Wenn Du die derzeitige Situation der TSG Hoffenheim mit einem Song beschreiben müsstest, welcher wäre das und warum?
Gute Frage. Spontan würde ich mal “Geile Zeit” von Juli sagen. Der Refrain passt jedenfalls zum Nagelsmann-Abschied, der die verbleibenden Spiele über dem Klub schwebt, wie die Faust aufs Auge: “Wird alles anders. Ja, ich weiß, es war ne geile Zeit, uns war kein Weg zu weit — Du fehlst hier. Ja, ich weiß, es war ne geile Zeit. Hey, es tut mir leid — es ist vorbei.”
Wo liegen derzeit die Schwächen der Hoffenheimer und vor welchen Stärken muss sich der VfB in Acht nehmen?
Ausbaufähig ist nach wie vor die Chancenverwertung. Die TSG benötigt einfach zu viele gute Angriffe und Abschlüsse für ein Tor. Dazu kommt häufig Pech mit Pfosten oder Latte. Was Aluminium-Treffer angeht, ist Hoffenheim ligaweit ganz vorne mit dabei.

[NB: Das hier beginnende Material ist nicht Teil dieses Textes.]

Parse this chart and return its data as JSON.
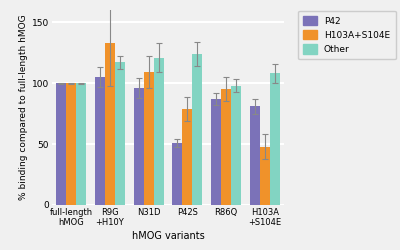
{
  "categories": [
    "full-length\nhMOG",
    "R9G\n+H10Y",
    "N31D",
    "P42S",
    "R86Q",
    "H103A\n+S104E"
  ],
  "series": {
    "P42": [
      100,
      105,
      96,
      51,
      87,
      81
    ],
    "H103A+S104E": [
      100,
      133,
      109,
      79,
      95,
      48
    ],
    "Other": [
      100,
      117,
      121,
      124,
      98,
      108
    ]
  },
  "errors": {
    "P42": [
      0.5,
      8,
      8,
      3,
      5,
      6
    ],
    "H103A+S104E": [
      0.5,
      35,
      13,
      10,
      10,
      10
    ],
    "Other": [
      0.5,
      5,
      12,
      10,
      5,
      8
    ]
  },
  "colors": {
    "P42": "#7b72b8",
    "H103A+S104E": "#f0922a",
    "Other": "#82d4c2"
  },
  "ylabel": "% binding compared to full-length hMOG",
  "xlabel": "hMOG variants",
  "ylim": [
    0,
    160
  ],
  "yticks": [
    0,
    50,
    100,
    150
  ],
  "bg_color": "#f0f0f0",
  "grid_color": "#ffffff",
  "bar_width": 0.26,
  "legend_labels": [
    "P42",
    "H103A+S104E",
    "Other"
  ]
}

Das führt dann oft zu Spielen wie zuletzt gegen Nürnberg, als der Aufsteiger mit zwei Strafraumszenen in 90 Minuten beinahe einen Punkt ergattert hätte. Aufpassen sollte der VfB auf jeden Fall auf Andrej Kramaric. Der Kroate ist inzwischen wieder richtig gut drauf — und will die TSG unbedingt erneut nach Europa schießen.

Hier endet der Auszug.